Atherosclerotic aneurysm


Atherosclerotic aneurysms are the most common form of aortic aneurysms. They are seen more commonly in males and the frequency increases after the age of 50 years when the incidence of complicated lesions of advanced atherosclerosis is higher. They are most common in the abdominal aorta, so much so that all forms of aneurysms of abdominal aorta (fusiform, cylindrical and saccular) should be considered atherosclerotic until proved otherwise. Other  locations include thoracic aorta (essentially the ascending part and arch of aorta), iliac arteries and other large systemic arteries.


PATHOGENESIS

Obviously, severe atherosclerotic lesions
are the basic problem which cause thinning and destruction of the medial elastic tissue resulting in atrophy and weakening of the wall. Since atherosclerotic lesions are most
common and severe in the abdominal aorta, atherosclerotic  aneurysms occur most frequently here.

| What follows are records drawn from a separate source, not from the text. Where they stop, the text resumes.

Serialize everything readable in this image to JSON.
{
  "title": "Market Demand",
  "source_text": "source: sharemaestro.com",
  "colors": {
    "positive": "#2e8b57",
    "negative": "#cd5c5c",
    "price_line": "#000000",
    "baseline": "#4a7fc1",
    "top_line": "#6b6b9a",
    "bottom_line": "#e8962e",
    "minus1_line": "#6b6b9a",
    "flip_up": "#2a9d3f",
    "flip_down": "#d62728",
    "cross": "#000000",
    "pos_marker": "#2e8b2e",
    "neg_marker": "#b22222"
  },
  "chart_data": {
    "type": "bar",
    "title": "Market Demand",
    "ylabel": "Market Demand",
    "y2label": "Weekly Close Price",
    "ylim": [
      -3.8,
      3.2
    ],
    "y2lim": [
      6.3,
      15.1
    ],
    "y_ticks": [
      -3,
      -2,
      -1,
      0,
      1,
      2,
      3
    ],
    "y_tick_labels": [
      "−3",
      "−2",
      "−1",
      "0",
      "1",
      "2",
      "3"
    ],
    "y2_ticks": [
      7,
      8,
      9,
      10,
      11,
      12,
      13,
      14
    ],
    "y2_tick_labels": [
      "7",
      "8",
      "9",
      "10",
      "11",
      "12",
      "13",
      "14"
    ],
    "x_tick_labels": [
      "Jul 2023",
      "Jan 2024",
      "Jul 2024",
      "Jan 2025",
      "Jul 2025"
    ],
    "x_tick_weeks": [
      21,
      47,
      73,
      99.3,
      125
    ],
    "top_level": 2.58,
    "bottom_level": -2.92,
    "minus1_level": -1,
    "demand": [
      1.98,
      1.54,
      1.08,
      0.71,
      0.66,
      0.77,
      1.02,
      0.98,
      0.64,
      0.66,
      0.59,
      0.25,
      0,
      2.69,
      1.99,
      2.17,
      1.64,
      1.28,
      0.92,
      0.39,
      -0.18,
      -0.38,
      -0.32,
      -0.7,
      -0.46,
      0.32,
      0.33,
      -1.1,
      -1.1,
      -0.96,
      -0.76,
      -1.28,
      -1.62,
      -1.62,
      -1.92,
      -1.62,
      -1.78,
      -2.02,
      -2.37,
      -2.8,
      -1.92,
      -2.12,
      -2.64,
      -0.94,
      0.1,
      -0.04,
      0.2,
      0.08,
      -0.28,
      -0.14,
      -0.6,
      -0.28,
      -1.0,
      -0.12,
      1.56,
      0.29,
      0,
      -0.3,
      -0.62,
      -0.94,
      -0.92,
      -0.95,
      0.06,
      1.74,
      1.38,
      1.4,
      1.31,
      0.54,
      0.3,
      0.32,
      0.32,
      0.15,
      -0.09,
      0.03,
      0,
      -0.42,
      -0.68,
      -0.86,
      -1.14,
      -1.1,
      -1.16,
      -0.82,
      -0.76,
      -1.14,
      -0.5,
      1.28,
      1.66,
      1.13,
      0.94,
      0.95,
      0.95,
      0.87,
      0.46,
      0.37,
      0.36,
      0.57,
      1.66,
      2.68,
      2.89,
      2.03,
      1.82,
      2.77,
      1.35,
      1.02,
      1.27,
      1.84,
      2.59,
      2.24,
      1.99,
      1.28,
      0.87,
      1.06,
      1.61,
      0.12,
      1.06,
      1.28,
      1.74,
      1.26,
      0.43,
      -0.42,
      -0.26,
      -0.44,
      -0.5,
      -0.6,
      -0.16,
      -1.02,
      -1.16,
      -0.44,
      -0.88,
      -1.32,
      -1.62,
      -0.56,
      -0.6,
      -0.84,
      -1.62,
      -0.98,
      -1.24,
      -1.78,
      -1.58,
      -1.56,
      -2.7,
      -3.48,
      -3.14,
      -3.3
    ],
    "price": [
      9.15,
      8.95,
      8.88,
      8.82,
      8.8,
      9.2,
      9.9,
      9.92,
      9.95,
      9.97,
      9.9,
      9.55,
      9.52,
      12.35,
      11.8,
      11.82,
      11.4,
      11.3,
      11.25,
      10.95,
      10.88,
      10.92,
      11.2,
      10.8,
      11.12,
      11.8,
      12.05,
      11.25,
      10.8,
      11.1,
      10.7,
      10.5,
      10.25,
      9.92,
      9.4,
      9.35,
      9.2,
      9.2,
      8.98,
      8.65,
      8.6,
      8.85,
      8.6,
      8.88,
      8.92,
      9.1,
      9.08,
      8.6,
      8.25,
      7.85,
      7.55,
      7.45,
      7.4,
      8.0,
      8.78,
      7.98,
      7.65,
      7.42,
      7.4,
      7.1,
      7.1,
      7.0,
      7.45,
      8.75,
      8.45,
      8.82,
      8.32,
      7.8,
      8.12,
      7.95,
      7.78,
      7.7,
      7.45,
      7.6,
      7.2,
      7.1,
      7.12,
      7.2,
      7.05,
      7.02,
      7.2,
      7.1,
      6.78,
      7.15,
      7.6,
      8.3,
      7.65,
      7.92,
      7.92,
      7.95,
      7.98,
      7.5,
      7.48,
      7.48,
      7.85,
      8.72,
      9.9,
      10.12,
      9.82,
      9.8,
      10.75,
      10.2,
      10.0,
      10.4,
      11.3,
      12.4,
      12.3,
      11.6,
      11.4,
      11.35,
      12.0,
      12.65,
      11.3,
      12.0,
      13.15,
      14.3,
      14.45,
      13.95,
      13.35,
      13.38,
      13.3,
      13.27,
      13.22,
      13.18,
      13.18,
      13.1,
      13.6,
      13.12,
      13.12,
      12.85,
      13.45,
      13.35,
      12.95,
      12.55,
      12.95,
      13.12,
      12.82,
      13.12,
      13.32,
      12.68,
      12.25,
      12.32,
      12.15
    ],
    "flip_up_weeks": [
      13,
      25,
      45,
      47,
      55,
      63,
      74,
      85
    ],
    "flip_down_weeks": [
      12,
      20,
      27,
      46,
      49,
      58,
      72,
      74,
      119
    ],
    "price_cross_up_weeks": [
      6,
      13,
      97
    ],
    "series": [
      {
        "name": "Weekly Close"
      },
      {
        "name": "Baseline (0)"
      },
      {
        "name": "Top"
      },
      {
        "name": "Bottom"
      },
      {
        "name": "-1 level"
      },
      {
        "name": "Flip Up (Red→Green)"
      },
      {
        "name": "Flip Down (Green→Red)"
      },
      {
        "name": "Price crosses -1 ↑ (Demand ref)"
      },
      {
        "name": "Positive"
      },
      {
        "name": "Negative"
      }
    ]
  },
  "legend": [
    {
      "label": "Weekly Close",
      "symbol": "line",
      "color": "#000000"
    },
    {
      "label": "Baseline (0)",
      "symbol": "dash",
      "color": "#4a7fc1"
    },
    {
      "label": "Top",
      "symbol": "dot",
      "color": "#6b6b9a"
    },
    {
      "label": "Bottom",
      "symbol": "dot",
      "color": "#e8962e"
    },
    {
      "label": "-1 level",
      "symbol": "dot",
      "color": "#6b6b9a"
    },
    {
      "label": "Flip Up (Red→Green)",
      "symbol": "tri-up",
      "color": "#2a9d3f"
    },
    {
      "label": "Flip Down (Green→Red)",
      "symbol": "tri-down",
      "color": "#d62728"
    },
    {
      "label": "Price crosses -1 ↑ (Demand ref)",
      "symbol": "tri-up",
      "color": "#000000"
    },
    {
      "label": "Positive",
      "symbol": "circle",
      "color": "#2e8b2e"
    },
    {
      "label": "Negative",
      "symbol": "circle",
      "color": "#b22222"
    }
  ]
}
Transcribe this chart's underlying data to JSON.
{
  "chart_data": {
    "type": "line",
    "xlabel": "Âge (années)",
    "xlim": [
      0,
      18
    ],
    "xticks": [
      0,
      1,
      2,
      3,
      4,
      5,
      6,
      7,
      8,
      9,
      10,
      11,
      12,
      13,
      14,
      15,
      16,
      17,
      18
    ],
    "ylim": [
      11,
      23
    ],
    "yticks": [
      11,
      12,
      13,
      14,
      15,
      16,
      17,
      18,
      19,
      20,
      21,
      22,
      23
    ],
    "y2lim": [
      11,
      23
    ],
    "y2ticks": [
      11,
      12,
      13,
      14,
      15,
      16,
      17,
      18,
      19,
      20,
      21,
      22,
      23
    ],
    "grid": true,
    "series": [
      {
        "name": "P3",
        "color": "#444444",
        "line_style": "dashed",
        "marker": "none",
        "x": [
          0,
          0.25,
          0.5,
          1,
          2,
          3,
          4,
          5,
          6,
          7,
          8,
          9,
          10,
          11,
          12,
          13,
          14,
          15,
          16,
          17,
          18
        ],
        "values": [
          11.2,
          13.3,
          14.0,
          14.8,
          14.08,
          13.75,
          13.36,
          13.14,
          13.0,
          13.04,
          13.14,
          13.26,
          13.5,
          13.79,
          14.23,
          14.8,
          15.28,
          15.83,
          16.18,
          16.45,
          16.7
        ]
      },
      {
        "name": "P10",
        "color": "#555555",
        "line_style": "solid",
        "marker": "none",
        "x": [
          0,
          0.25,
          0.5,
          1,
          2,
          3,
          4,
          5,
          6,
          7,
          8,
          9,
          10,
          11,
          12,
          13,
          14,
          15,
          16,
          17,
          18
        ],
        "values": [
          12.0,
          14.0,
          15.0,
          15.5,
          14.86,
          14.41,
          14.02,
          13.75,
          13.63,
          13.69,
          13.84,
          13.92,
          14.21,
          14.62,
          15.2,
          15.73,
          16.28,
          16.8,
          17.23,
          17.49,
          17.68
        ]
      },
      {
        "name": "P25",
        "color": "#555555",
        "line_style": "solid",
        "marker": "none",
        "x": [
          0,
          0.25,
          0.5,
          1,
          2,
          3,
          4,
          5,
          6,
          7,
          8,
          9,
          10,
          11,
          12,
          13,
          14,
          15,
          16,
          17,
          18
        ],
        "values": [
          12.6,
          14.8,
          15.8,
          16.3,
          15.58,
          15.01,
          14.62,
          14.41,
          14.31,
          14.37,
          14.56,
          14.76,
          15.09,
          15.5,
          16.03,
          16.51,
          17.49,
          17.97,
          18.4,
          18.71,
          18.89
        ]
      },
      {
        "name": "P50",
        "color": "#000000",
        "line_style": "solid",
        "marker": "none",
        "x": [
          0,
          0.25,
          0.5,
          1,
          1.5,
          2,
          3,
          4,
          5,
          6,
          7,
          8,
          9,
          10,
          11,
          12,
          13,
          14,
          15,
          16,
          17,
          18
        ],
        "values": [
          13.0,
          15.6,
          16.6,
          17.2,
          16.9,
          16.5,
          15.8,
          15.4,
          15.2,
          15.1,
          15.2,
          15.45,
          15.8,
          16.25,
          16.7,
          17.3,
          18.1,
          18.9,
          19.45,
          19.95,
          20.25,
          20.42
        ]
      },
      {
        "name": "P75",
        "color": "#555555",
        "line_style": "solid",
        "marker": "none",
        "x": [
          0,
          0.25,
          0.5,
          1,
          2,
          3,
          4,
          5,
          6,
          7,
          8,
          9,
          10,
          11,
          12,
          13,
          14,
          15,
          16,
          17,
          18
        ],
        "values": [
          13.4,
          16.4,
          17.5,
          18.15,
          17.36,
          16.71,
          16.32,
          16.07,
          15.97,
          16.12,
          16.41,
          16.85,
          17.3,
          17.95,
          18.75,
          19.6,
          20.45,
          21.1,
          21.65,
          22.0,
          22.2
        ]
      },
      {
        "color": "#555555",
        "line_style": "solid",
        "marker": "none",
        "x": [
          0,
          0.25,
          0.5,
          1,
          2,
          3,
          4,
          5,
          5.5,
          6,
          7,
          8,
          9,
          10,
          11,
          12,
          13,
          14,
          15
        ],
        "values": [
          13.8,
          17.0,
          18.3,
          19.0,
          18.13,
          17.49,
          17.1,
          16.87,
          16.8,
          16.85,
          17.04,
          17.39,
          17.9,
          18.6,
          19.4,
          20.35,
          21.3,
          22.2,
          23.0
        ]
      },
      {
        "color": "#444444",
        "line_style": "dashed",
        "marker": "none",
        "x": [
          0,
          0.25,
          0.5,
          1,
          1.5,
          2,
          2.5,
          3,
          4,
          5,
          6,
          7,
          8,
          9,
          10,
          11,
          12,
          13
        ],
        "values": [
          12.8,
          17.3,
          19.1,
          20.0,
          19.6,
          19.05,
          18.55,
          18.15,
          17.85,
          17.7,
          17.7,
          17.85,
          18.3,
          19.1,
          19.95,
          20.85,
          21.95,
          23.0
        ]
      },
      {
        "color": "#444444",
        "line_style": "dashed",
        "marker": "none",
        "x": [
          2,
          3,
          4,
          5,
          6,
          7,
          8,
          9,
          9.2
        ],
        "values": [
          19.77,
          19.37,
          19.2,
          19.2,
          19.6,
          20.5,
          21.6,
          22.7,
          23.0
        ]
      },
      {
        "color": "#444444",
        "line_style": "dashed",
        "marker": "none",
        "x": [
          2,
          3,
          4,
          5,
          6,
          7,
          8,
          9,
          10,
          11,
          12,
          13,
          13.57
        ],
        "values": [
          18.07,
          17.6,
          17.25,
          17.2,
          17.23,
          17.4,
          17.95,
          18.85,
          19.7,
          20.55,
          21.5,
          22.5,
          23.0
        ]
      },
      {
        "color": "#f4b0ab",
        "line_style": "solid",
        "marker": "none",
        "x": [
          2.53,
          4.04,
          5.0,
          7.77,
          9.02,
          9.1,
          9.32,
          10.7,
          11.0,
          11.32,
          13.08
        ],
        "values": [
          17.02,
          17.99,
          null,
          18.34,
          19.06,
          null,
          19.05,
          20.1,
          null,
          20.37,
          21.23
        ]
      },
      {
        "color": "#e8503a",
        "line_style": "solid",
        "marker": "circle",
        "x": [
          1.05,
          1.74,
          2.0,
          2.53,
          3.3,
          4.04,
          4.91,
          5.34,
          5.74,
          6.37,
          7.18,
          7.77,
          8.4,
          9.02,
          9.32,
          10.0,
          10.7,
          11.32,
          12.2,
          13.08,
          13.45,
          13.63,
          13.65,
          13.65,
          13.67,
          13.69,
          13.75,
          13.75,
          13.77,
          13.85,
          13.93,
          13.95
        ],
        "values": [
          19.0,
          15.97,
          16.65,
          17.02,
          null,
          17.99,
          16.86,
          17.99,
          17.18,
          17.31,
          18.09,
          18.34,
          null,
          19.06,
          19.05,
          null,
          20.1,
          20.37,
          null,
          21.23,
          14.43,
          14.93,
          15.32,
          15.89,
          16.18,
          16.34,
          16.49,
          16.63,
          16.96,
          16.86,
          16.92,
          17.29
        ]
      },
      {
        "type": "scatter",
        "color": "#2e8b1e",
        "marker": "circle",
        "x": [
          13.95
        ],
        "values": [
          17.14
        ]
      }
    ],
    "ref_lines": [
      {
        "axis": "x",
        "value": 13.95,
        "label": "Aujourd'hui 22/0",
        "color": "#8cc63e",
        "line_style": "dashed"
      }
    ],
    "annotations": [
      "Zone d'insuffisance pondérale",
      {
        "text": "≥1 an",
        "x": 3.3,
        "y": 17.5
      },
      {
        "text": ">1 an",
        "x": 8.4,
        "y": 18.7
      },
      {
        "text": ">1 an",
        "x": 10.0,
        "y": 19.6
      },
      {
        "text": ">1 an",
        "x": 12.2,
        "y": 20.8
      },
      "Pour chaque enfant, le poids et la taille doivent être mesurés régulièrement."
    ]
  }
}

In the thoracic aorta,
besides atherosclerotic lesions, medial degeneration is another additional factor implicated in pathogenesis.

MORPHOLOGIC FEATURES. 

Atherosclerotic aneurysms of the abdominal aorta are most frequently infrarenal, above the bifurcation of the aorta but may extend into common iliac arteries. They may be of variable size
but are often larger than 5-6 cm in diameter.
Atherosclerotic aneurysm is most frequently fusiform in shape and the lumen of aneurysm often contains mural
thrombus.

EFFECTS. The clinical effects of atherosclerotic aneurysms are due to complications. These are as under:-


1. Rupture. 
Rupture of the atherosclerotic aneurysm is the most serious and fatal complication. The risk of rupture depends upon the size and duration of the aneurysm and the blood pressure. Rupture of abdominal aneurysm may occur either into the peritoneum or into the retroperitoneum
resulting in sudden and massive bleeding. Occasionally, there may be slow progressive leak from the aneurysm. A ruptured aneurysm is more likely to get infected.

2. Compression
The atherosclerotic may press upon some adjacent structures such as compression of ureter and erosion on the vertebral bodies.

3. Arterial occlusion. 
Atherosclerotic aneurysms of the abdominal aorta may occlude the inferior mesenteric artery, or there may be development of occlusive thrombosis.
However, collateral circulation develops slowly and is nearly always sufficient so as not to produce effects of ischaemia.
Thromboembolism is rather common in abdominal aneurysms.